Segundo método: TryGetValue
Hecho en 0,0643 - valor añadido 1000001 en el diccionario - pausa ....
Hashtable de prueba
Hecho en 0,3015 - valor agregado 1000000 en tabla hash - pausa ....
Pulse cualquier tecla para continuar . .

Si algunos de ustedes preguntan si ContainsKeys podría tener una ventaja, incluso he intentado invertir la clave TryGetValue with Contains, el resultado es el mismo.

Entonces, para mí, con una consideración final, todo depende de cómo se comporte el programa.

Todas las respuestas hasta el momento, aunque buenas, pierden un punto vital.

Los métodos en las clases de una API (por ejemplo, el marco .NET) forman parte de una definición de interfaz (no una interfaz C # o VB, sino una interfaz en el significado de informática).

Como tal, generalmente es incorrecto preguntar si llamar a un método de este tipo es más rápido, a menos que la velocidad sea parte de la definición de la interfaz formal (que no lo es en este caso).

Tradicionalmente, este tipo de acceso directo (que combina la búsqueda y la recuperación) es más eficiente independientemente del idioma, la infraestructura, el sistema operativo, la plataforma o la arquitectura de la máquina. También es más legible, porque expresa su intento explícitamente, en lugar de implicarlo (desde la estructura de su código).

Así que la respuesta (de un antiguo truco) es definitivamente ''Sí'' (TryGetValue es preferible a una combinación de ContainsKey y Item [Get] para recuperar un valor de un Diccionario).

Si crees que esto suena extraño, piénsalo así: incluso si las implementaciones actuales de TryGetValue, ContainsKey y Item [Get] no producen ninguna diferencia de velocidad, puedes asumir que es probable que una implementación futura (por ejemplo, .NET v5) lo hará (TryGetValue será más rápido). Piense en la vida útil de su software.

Además, es interesante observar que las tecnologías de definición de interfaz modernas típicas aún rara vez proporcionan algún medio para definir formalmente las restricciones de tiempo. Tal vez .NET v5?

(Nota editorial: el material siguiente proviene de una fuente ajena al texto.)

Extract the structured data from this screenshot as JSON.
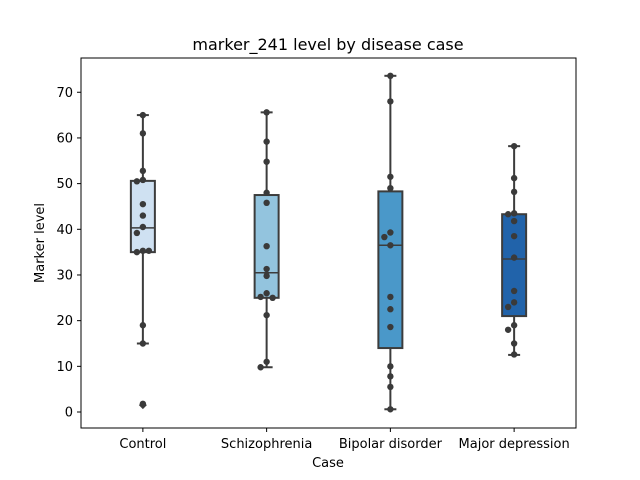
{
  "chart_data": {
    "type": "box",
    "title": "marker_241 level by disease case",
    "xlabel": "Case",
    "ylabel": "Marker level",
    "ylim": [
      -3.5,
      77.5
    ],
    "yticks": [
      0,
      10,
      20,
      30,
      40,
      50,
      60,
      70
    ],
    "ytick_labels": [
      "0",
      "10",
      "20",
      "30",
      "40",
      "50",
      "60",
      "70"
    ],
    "grid": false,
    "categories": [
      "Control",
      "Schizophrenia",
      "Bipolar disorder",
      "Major depression"
    ],
    "colors": [
      "#cfe1f2",
      "#93c4de",
      "#4a98c9",
      "#2163aa"
    ],
    "boxes": [
      {
        "category": "Control",
        "q1": 35.0,
        "median": 40.3,
        "q3": 50.6,
        "whisker_low": 15.0,
        "whisker_high": 65.0,
        "outliers": [
          1.5
        ]
      },
      {
        "category": "Schizophrenia",
        "q1": 25.0,
        "median": 30.5,
        "q3": 47.5,
        "whisker_low": 9.8,
        "whisker_high": 65.6,
        "outliers": []
      },
      {
        "category": "Bipolar disorder",
        "q1": 14.0,
        "median": 36.5,
        "q3": 48.3,
        "whisker_low": 0.6,
        "whisker_high": 73.6,
        "outliers": []
      },
      {
        "category": "Major depression",
        "q1": 21.0,
        "median": 33.5,
        "q3": 43.3,
        "whisker_low": 12.5,
        "whisker_high": 58.2,
        "outliers": []
      }
    ],
    "points": [
      [
        65.0,
        61.0,
        52.8,
        50.8,
        50.5,
        45.5,
        43.0,
        40.5,
        39.2,
        35.3,
        35.0,
        35.3,
        19.0,
        15.0,
        1.8
      ],
      [
        65.6,
        59.2,
        54.8,
        48.0,
        45.8,
        36.3,
        31.3,
        29.8,
        26.0,
        25.2,
        25.0,
        21.2,
        11.0,
        9.8
      ],
      [
        73.6,
        68.0,
        51.5,
        49.0,
        39.3,
        38.3,
        36.5,
        25.2,
        22.5,
        18.6,
        10.0,
        7.8,
        5.5,
        0.6
      ],
      [
        58.2,
        51.2,
        48.2,
        43.5,
        43.3,
        41.8,
        38.5,
        33.8,
        26.5,
        24.0,
        23.0,
        19.0,
        18.0,
        15.0,
        12.6
      ]
    ]
  }
}
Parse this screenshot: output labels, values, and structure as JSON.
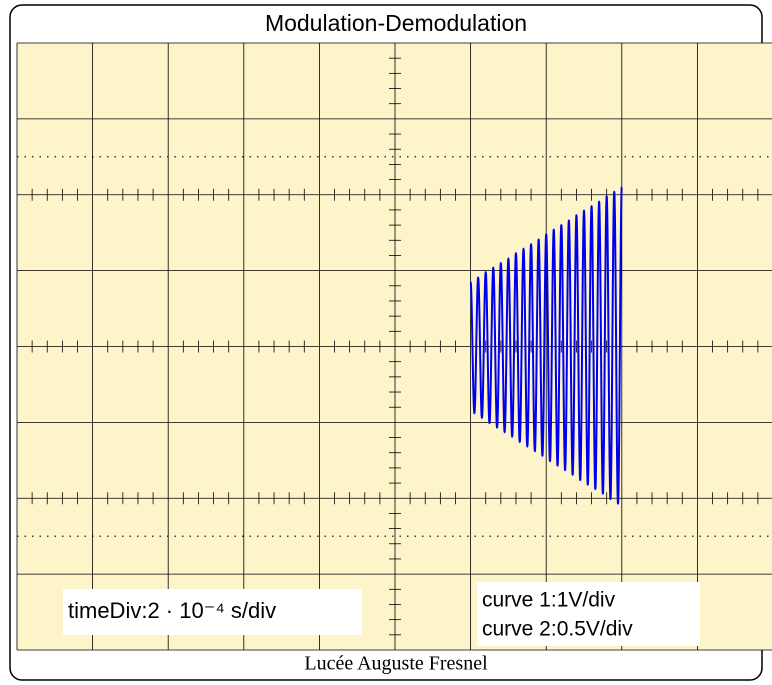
{
  "chart_data": {
    "type": "line",
    "title": "Modulation-Demodulation",
    "footer": "Lucée Auguste Fresnel",
    "annotations": {
      "time_div": "timeDiv:2 · 10⁻⁴ s/div",
      "curve1": "curve 1:1V/div",
      "curve2": "curve 2:0.5V/div"
    },
    "xlim": [
      -5,
      5
    ],
    "ylim": [
      -4,
      4
    ],
    "xticks": [
      -5,
      -4,
      -3,
      -2,
      -1,
      0,
      1,
      2,
      3,
      4,
      5
    ],
    "yticks": [
      -4,
      -3,
      -2,
      -1,
      0,
      1,
      2,
      3,
      4
    ],
    "dotted_levels": [
      -2.5,
      2.5
    ],
    "grid": true,
    "background": "#fdf5c9",
    "x": [
      1,
      1.05,
      1.1,
      1.15,
      1.2,
      1.25,
      1.3,
      1.35,
      1.4,
      1.45,
      1.5,
      1.55,
      1.6,
      1.65,
      1.7,
      1.75,
      1.8,
      1.85,
      1.9,
      1.95,
      2,
      2.05,
      2.1,
      2.15,
      2.2,
      2.25,
      2.3,
      2.35,
      2.4,
      2.45,
      2.5,
      2.55,
      2.6,
      2.65,
      2.7,
      2.75,
      2.8,
      2.85,
      2.9,
      2.95,
      3
    ],
    "series": [
      {
        "color": "#0000ee",
        "values": [
          0.85,
          -0.88,
          0.91,
          -0.94,
          0.98,
          -1.01,
          1.04,
          -1.07,
          1.1,
          -1.13,
          1.16,
          -1.19,
          1.23,
          -1.26,
          1.29,
          -1.32,
          1.35,
          -1.38,
          1.41,
          -1.44,
          1.48,
          -1.51,
          1.54,
          -1.57,
          1.6,
          -1.63,
          1.66,
          -1.69,
          1.73,
          -1.76,
          1.79,
          -1.82,
          1.85,
          -1.88,
          1.91,
          -1.94,
          1.98,
          -2.01,
          2.04,
          -2.07,
          2.1
        ]
      }
    ]
  }
}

Un punto de referencia rápido muestra que TryGetValue tiene una ligera ventaja:

static void Main() { var d = new Dictionary<string, string> {{"a", "b"}}; var start = DateTime.Now; for (int i = 0; i != 10000000; i++) { string x; if (!d.TryGetValue("a", out x)) throw new ApplicationException("Oops"); if (d.TryGetValue("b", out x)) throw new ApplicationException("Oops"); } Console.WriteLine(DateTime.Now-start); start = DateTime.Now; for (int i = 0; i != 10000000; i++) { string x; if (d.ContainsKey("a")) { x = d["a"]; } else { x = default(string); } if (d.ContainsKey("b")) { x = d["b"]; } else { x = default(string); } } }

Esto produce

00:00:00.7600000 00:00:01.0610000

haciendo que el objeto ContainsKey + Item un 40% más lento, suponiendo una combinación uniforme de éxitos y fallos.

Además, cuando cambio el programa para siempre fallar (es decir, buscar siempre "b" ), las dos versiones se vuelven igualmente rápidas:

00:00:00.2850000 00:00:00.2720000

Cuando lo hago "todos los hits", sin embargo, TryGetValue sigue siendo un claro ganador:

00:00:00.4930000 00:00:00.8110000

TryGetValue será más rápido.

ContainsKey utiliza la misma comprobación que TryGetValue , que se refiere internamente a la ubicación de entrada real. La propiedad Item tiene en realidad una funcionalidad de código casi idéntica a la de TryGetValue , excepto que lanzará una excepción en lugar de devolver false.

El uso de ContainsKey seguido del elemento básicamente duplica la funcionalidad de búsqueda, que es la mayor parte del cálculo en este caso.